Marian did a lot of research for the novel, all of which was harrowing, she says.
“I got loads of information about it (for the book) and I found that people regard domestic violence as, and I hope this isn’t misconstrued, but they regard it as a working class problem,” she says tentatively. “And it’s not; it goes through all strata of society and not just Irish society but all societies. It’s no respecter of class or financial circumstances – you don’t have to be living in poverty for it to happen.
“And this is what Women’s Aid said to me, they said that abusive men don’t go around advertising the fact that they’re abusive. They’re clever and they’re charming – that’s why the book’s called This Charming Man.”
“It’s good that this issue is being covered in another genre, such as in a novel and it’s great that Marian’s doing it because it’ll help raise awareness,” says Margaret Martin, director of Women’s Aid in Ireland. “It is underreported because we do know that one third of people who’ve been abused by a partner never tell anyone. Of the people who do tell someone, it’s usually their friends and family that they tell, so it goes officially unreported.”
Marian found this cloak of silence to be omnipresent amongst victims.
“I spoke to women and what I found really upsetting was that every single one of them insisted on being anonymous because they were so frightened that he’d still come after them. Some of the stories that I heard, I actually found them hard to believe and I’m not saying that they were untrue, I’m saying that they were so appalling – you’d think: ‘how could anyone put up with that?’
“But it’s because they were so reduced in terms of their self esteem; they didn’t know any better – they were so devoid of a sense of self by the stage that he was putting a cigarette out on their hand that they didn’t know they could leave. So many men say to their partners: ‘if you leave me, I’ll kill you’ and the thing is: it really happens.”
A quarter of women who are abused first experience violence when they become pregnant, according to Women’s Aid. Marian says she certainly found this to be the case.
“Some of the women I spoke to had been professionals and things went wrong for them when they had a baby, the man was saying: ‘oh, you don’t have to work, you should be at home with the baby.’
“And when they gave up work, they found they were quite isolated – they found that suddenly they didn’t have anyone to confide in.”
I have to ask, is the book written out of personal experience at all?
“It wasn’t, no, and I would say if it had been because I don’t believe in writing about something and then being coy about whether it’s affected me. No, mercifully, despite all the other things that have happened to me, that is one where I’ve been really, really lucky and I haven’t had abusive relationships and I’m grateful for that,” Marian says firmly.
So, what inspired her to write about domestic violence, of all things, in that case?
“Four or five years ago I went to Ethiopia for Concern and I did a lot of swotting because I’m a Virgo swot,” she explains. “I came across a load of statistics and it just came across that the most oppressed or badly off in any situation are women and it was a scales falling from my eyes moment. The people who are denied a voice more than anybody are women. Show me the poorest man on earth and I’ll show you one person poorer and that’s his wife.

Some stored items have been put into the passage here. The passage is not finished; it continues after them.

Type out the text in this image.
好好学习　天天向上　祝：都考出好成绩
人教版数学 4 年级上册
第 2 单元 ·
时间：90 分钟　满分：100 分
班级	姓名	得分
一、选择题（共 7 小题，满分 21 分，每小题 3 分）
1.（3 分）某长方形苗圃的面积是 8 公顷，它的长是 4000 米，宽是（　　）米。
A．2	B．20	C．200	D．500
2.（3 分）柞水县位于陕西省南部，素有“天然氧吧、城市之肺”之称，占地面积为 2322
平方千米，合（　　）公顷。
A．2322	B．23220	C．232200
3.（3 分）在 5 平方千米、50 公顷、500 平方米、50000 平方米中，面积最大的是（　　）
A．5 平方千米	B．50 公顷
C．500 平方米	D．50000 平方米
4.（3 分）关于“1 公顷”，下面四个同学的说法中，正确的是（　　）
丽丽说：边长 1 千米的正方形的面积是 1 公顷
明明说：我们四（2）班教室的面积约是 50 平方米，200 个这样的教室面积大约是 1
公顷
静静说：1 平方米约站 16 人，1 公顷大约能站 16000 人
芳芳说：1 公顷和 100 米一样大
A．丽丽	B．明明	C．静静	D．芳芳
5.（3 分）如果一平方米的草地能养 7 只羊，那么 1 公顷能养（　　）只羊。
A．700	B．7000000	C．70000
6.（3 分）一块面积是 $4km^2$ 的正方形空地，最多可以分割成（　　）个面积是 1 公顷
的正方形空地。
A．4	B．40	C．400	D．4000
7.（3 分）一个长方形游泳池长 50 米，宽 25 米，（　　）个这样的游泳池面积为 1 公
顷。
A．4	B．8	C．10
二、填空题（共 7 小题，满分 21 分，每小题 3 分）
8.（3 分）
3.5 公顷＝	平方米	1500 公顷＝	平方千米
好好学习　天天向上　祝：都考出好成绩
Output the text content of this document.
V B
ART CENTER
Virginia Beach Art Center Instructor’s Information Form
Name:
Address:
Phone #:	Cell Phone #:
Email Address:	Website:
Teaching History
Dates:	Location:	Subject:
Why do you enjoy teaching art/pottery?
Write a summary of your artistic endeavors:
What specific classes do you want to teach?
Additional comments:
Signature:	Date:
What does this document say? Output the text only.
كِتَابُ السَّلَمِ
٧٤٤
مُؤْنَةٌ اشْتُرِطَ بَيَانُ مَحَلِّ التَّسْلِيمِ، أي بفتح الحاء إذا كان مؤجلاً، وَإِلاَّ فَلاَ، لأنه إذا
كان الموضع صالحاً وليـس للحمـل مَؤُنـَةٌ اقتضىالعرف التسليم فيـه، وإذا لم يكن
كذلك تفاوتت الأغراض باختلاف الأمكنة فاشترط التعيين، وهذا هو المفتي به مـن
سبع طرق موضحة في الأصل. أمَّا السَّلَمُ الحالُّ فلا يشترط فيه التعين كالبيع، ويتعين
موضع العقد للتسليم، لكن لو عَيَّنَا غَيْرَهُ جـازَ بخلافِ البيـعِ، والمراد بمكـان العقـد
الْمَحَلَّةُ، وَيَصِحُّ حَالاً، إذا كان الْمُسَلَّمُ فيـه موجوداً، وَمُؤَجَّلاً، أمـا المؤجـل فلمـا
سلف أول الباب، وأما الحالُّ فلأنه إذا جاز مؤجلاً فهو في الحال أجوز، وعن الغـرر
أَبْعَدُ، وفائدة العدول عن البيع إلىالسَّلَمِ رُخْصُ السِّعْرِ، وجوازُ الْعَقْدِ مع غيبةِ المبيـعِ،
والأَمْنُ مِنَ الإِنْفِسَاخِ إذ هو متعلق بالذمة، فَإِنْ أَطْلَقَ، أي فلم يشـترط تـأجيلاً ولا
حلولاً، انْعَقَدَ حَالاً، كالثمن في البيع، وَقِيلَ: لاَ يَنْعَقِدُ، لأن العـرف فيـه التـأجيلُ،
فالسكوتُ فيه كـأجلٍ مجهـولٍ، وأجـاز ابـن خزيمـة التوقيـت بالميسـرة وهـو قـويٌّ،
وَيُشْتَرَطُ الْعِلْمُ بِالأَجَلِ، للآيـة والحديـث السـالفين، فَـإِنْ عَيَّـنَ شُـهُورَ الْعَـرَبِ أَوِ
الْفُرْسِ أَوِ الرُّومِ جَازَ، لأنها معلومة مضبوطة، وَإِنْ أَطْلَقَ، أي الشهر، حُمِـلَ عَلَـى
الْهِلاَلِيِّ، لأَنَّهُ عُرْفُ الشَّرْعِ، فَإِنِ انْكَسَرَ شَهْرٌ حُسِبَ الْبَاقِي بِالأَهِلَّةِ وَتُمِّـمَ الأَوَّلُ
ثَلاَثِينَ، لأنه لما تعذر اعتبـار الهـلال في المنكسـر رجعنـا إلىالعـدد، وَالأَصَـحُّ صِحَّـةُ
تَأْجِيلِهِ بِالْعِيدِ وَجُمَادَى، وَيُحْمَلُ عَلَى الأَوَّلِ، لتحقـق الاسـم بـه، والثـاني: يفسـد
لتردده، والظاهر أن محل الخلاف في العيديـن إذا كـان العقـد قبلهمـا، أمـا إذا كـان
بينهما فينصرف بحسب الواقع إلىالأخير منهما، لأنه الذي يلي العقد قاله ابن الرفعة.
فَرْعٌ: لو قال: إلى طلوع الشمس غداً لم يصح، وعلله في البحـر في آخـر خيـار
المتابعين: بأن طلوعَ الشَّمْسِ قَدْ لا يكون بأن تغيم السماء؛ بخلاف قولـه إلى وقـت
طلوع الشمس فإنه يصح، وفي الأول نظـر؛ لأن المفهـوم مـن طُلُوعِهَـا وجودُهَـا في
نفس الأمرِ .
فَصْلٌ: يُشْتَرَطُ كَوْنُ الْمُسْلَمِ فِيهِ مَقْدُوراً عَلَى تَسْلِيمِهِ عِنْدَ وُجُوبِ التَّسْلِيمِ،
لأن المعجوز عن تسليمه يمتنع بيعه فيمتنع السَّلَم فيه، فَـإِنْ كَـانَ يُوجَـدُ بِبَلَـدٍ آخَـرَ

“I became really interested in things that pertain to women’s rights, or lack of them, like childcare and our attitudes to childbirth, but for some reason, with both the question of rape and domestic violence, it just made me very upset, because it seems to be so widespread, but secret.” Marian fans may remember a series of articles she wrote for Marie Claire magazine in the last year or two, one of which covered domestic violence.
“And once I became aware, I couldn’t ‘un-know’. One woman gets hit every second in the United States and for a long time, I thought that it couldn’t be true or that it was more complex than a man hitting a woman a clatter because he was angry. But it can’t be justified.”
And hopefully, more people will think that after they read what will undoubtedly be another bestseller from Ireland’s most popular novelist.